Wednesday, 23 de October de 2019

GERAL


Legítima Defesa Putativa

11 Feb 2009

A defesa própria sempre se permeou ao longo da vida terrestre. É presente não só no ser humano, como também na vida de qualquer animal que age através do instinto. A luta pela sobrevivência é historiografada desde a gênese da espécie animal e humana.

Entre os romanos, a legítima defesa putativa, já configurada como instituto intrinsecamente jurídico, era proficuamente encontrada nos dizeres das Dozes Tábuas, como no Digesto. Em Roma, a legitima defesa se equivalia a uma substituição penal, uma repressão extraordinária que visava compreender os atos ocorridos após injurias, agressões físicas, como também lesões à honra e ao patrimônio.

O grande orador romano Cícero, em seu discurso a favor de Milone, definiu o que seria a legítima defesa: “Uma lei sagrada, lei não escrita, mas que nasceu com o homem, lei anterior aos legistas, à tradição, aos livros, e que a natureza nos oferece gravada em seu código imortal [..] lei pensada num perigo iminente, preparado pela astúcia ou pela violência, sob o punhal da cupidez ou do ódio, diante disso todo meio de salvação é legítima”.

Já entre os Hebreus, em Êxodo, cap. XXII, encontramos o relato da aplicação da legítima defesa naquela sociedade. O relato é expresso ao lecionar que, se um ladrão fosse surpreendido rompendo uma porta, ou perfurando um muro de uma casa, e, na prática dessas ações, fosse ferido ou morto, quem provocou tais lesões não deveria ser apenado.

A lei mosaica, encontrada no Pentateuco, mostra ainda que de forma embrionária e rudimentar, algumas lições sobre legítima defesa. Simão, um jurista versado em todas as prescrições bíblicas, advogado que sabia contra-argumentar como poucos, certa vez, utilizando precedente que durava da época do Rei Salomão, defendeu um proprietário de terras de Carfanaum, que havia matado um ladrão ao invadir sua casa à noite. Ele explicou e postulou pela absolvição, uma vez que só seria assassinato se tal provocação tivesse ocorrido durante o dia com a luz do sol. Pois, na sua tese, o acusado só matou o ladrão porque, no escuro da noite, não reparou se esse estava verdadeiramente armado ou não, só sabia que tinha enxergado algo em sua mão, e, na dúvida do risco de sua vida, preferiu matar o malfeitor a prendê-lo.

Não resta a menor obscuridade que a tese defendida por Simão era a de legítima defesa putativa. Um Direito Penal que não observa a legítima defesa é néscio, inaplicável, injusto, cruel e nefasto. Ninguém respeitará tal diploma legal, que preconiza “não matarás”, se sua vida estiver ameaçada. Logo a legítima defesa protege, além da vida do agredido, também a sua liberdade.

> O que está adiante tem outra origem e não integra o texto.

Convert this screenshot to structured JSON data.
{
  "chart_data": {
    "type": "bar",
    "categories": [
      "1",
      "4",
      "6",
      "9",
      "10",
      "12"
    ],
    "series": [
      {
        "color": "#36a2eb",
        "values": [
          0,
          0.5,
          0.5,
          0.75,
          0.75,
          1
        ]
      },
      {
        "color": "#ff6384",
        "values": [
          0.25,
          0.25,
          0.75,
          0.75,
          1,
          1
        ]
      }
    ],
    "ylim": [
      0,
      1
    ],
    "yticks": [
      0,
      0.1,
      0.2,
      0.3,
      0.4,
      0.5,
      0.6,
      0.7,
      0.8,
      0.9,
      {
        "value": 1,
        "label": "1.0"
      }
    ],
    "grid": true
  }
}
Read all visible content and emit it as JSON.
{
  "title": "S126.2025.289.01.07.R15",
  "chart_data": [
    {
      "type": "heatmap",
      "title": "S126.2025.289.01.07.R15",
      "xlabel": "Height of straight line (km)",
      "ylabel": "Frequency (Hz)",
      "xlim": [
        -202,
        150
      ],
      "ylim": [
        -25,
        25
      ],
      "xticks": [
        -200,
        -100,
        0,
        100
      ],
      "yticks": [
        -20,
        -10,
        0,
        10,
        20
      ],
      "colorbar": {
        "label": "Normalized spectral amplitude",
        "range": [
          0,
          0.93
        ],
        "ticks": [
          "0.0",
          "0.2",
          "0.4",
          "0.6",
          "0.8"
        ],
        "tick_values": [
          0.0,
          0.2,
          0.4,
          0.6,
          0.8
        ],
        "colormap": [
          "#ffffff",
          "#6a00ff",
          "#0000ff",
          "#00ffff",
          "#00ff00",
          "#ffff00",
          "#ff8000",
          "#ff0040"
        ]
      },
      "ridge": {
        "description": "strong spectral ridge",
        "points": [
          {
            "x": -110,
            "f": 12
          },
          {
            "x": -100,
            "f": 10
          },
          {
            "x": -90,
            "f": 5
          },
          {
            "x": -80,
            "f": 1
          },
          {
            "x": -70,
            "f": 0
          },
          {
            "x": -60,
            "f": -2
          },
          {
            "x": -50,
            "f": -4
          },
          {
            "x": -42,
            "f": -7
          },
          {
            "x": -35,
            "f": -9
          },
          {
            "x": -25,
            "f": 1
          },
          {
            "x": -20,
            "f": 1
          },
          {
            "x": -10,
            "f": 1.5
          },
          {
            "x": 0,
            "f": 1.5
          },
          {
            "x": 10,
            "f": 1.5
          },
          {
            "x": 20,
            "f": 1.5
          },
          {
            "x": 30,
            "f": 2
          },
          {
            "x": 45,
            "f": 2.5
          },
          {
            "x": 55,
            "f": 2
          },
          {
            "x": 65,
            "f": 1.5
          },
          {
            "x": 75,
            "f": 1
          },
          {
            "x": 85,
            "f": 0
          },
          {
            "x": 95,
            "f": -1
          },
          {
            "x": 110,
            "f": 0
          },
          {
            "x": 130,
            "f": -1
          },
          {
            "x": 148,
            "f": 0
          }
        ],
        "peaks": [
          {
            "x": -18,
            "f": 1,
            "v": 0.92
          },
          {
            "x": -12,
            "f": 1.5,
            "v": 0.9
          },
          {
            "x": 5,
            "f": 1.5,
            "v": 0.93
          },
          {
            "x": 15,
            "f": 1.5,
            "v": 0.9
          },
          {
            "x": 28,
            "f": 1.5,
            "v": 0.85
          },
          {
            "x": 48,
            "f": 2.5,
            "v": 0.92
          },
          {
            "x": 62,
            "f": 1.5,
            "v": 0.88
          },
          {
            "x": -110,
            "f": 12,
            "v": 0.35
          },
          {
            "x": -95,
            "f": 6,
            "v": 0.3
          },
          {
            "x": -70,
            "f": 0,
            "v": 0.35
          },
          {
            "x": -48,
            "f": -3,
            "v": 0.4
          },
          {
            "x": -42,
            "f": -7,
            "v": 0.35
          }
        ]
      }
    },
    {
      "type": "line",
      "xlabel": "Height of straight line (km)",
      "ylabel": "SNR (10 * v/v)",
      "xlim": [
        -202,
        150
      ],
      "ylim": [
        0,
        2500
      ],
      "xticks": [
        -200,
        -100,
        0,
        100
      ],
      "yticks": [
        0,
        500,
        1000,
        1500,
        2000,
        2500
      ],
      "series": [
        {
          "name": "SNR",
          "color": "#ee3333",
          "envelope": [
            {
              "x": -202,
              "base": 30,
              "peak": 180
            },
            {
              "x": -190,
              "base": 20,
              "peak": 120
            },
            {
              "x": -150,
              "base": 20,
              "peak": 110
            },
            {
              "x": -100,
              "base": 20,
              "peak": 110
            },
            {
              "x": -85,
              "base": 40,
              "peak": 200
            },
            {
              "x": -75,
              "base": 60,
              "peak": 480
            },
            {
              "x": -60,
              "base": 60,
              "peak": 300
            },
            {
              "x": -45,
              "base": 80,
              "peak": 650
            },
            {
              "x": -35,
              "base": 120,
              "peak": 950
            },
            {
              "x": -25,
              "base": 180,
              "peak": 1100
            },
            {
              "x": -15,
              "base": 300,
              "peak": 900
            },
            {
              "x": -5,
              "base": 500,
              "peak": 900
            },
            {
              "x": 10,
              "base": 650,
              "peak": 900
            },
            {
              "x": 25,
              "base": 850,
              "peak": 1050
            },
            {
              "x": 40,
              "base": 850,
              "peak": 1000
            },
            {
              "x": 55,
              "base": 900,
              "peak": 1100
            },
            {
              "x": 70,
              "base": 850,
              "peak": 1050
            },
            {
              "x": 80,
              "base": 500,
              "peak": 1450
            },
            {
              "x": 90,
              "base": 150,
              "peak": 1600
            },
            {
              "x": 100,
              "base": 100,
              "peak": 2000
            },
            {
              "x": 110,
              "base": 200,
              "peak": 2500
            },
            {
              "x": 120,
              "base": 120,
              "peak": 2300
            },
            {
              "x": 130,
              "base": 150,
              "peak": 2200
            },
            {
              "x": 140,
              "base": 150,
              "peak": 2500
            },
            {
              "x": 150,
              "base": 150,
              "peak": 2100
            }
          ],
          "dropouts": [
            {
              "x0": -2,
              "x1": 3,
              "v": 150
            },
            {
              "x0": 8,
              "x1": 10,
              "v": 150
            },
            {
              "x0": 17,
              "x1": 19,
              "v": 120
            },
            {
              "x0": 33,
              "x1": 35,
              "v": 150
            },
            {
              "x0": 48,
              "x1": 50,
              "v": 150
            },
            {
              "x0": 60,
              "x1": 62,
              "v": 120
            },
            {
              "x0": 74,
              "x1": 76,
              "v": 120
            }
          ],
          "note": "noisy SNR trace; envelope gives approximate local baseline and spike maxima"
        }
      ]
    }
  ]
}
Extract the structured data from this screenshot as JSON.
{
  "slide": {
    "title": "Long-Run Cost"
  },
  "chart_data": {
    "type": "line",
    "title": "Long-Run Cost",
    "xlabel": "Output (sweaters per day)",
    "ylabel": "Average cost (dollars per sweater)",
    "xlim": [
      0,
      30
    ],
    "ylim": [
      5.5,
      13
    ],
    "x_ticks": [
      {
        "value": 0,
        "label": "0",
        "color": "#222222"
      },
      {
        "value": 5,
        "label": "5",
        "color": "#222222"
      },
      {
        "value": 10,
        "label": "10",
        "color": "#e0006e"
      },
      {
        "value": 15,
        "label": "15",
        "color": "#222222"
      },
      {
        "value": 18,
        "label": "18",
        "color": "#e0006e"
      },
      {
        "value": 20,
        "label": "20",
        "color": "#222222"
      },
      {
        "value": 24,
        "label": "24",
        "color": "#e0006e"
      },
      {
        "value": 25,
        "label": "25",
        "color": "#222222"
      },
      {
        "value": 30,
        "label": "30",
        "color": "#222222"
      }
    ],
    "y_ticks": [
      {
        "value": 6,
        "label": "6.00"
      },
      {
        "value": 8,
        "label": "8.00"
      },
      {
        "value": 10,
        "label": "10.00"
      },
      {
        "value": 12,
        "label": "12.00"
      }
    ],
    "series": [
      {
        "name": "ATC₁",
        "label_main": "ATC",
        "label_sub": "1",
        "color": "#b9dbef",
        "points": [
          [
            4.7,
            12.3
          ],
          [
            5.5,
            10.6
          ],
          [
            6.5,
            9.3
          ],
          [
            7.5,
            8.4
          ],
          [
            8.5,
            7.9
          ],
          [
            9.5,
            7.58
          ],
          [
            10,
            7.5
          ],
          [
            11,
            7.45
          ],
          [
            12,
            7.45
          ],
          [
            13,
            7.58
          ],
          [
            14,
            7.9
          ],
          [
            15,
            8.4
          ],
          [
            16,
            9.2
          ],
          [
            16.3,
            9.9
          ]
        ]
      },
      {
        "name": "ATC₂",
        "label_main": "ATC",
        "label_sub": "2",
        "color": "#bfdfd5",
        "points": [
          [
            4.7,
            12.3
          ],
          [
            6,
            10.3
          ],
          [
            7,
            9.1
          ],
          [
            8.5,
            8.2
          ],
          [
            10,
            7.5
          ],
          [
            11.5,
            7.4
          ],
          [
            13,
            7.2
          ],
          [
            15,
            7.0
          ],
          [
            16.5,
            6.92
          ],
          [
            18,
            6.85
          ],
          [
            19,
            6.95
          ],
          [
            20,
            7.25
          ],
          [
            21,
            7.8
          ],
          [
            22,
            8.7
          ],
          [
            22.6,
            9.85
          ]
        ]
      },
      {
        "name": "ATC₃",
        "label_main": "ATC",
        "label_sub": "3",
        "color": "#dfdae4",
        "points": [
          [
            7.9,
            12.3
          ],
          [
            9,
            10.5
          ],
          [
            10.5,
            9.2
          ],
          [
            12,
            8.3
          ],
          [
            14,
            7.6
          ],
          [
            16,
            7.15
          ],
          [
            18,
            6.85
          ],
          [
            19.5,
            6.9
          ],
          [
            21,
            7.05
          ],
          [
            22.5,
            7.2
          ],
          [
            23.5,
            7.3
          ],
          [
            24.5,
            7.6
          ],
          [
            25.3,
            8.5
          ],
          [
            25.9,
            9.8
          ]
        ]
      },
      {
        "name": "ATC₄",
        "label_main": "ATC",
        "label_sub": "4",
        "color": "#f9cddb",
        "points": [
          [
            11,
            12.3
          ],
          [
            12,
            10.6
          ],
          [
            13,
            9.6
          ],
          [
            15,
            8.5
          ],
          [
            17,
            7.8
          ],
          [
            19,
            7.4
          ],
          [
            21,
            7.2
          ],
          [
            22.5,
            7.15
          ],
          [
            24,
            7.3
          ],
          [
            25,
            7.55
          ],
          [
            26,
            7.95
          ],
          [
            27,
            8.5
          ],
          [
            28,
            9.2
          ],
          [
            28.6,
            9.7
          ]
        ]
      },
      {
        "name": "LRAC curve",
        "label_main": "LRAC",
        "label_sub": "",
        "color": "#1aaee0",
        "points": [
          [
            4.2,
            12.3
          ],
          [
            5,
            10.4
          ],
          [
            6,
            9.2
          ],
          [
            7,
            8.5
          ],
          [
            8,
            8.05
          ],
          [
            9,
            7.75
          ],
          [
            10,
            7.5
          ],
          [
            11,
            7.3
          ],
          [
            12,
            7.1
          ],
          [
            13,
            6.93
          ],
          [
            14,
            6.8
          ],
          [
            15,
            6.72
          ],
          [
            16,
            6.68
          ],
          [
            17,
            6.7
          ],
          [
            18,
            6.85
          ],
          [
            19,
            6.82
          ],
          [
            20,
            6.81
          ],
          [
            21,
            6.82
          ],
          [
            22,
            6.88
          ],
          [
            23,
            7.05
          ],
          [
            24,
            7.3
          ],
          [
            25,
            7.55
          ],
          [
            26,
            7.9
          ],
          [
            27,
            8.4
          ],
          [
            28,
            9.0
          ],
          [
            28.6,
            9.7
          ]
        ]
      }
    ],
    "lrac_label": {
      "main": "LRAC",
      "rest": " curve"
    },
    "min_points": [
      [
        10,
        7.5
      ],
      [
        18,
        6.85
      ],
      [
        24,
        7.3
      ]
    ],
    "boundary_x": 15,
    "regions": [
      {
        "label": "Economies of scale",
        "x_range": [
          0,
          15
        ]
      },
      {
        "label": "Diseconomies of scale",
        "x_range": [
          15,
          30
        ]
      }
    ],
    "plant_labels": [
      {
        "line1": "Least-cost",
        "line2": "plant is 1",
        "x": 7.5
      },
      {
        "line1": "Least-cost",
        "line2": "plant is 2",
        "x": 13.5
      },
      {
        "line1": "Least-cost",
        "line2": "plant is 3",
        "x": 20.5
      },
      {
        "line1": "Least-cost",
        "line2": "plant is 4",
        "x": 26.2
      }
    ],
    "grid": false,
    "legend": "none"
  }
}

Na Alemanha, berço do direito penal contemporâneo, o instituto recebeu a nomenclatura de “defesa necessária”. No direito visigótico, a evolução do instituto trouxe a subtaneidade, que ilustra a ação de reagir defensivamente em um curto período de tempo, sucedendo a ação ofensiva.

No direito brasileiro, a primeira legislação a abordar a legítima defesa foi o Código Filipino. O referido códice, em seu livro 5º, título XXXV, disciplina: “se a morte for em sua necessária defensão, não haverá pena alguma, salvo se nella excedeo a qualidade do excesso”.

Seguindo as vertentes da legislação estrangeira, o código penal de 1890 aceitou a legítima defesa putativa, equiparando-a à defesa própria ou de terceiro, a fato praticado na repulsa dos que entram à noite nas casas, ou em recintos privativos.

O vocábulo “putativo”, nos léxicos, tem a feição de: aparência de verdadeiro, suposto. Já nos léxicos jurídicos: do latim “putativos”(imaginário), de “putare”(reputar, crer, imaginar, considerar). A legítima defesa putativa se perfaz na conduta de um agente em situação fática, quando imagina, acredita, prever erroneamente uma realidade adversa da que irá acontecer.

A legítima defesa é exclusão de ilicitude, e a legítima defesa putativa pode ser erro de tipo ou erro de proibição. A legítima defesa é tipificada no art. 23, do Código Penal Brasileiro, enquanto a legítima defesa putativa se regula no art. § 1º, do art. 20, do mesmo diploma legal.

Definiríamos assim: na legítima defesa, o dolo é conhecido, mas não há ilicitude do fato, e na legítima defesa putativa existe a ilicitude, mas sem a incidência do dolo.